The cactus is more than just a plant for USF College of Engineering professor Norma Alcantar.
What You Need To Know
- USF professor Norma Alcantar holds 12 patents for uses of cactus mucilage
- Dr. Alcantar says she learned from her grandmother in Mexico
- She’s been inducted into Florida’s Inventors Hall of Fame
- More Human Interest Stories
“To me, it’s very close to my heart because it was knowledge that could have been lost forever,” she said.
Dr. Alcantar has 12 patents for cactus mucilage, the gummy stuff inside the plant, used for everything from water purification to using it in the fight against Parkinson’s disease.
She credits her innovations to one very special person — her grandmother, Balbina Zamora.
Dr.
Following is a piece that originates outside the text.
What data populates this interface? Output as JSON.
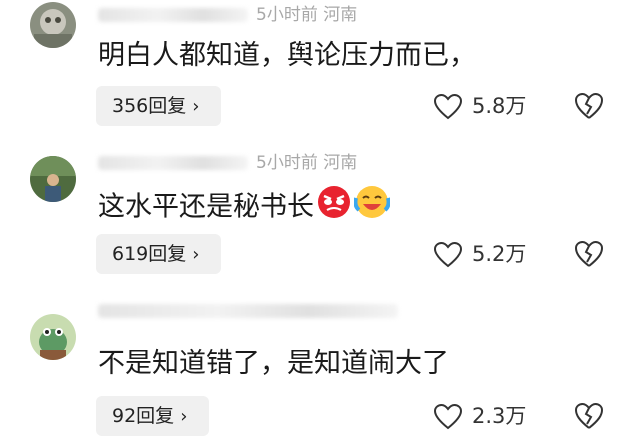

Alcantar learned the ancient practice of purifying water using cactus mucilage from Zamora when she was in high school in Mexico.
It’s a practice her grandmother’s family used often.
“In her case, especially when they have rain the day before, the river and the pond where they got the water from was especially dirty, and they had to do that treatment,” Alcantar said.
Now, her grandmother’s knowledge has led Alcantar to be inducted into the Florida Inventors Hall of Fame.
“She didn’t learn how to read or write when she was little because there was no really schools. We’re talking about 1920’s rural Mexico,” she said.
Now, her grandmother’s legacy is changing lives thanks to Alcantar’s innovating spirit.
“I would think that she’d be very proud and just knowing that her idea that she taught me one day came to lead 12 new discoveries. I think that would impress her,” she said.
Dr. Alcantar is the first woman faculty member and first woman of color at USF to start as an assistant professor and rise to full professor in the College of Engineering.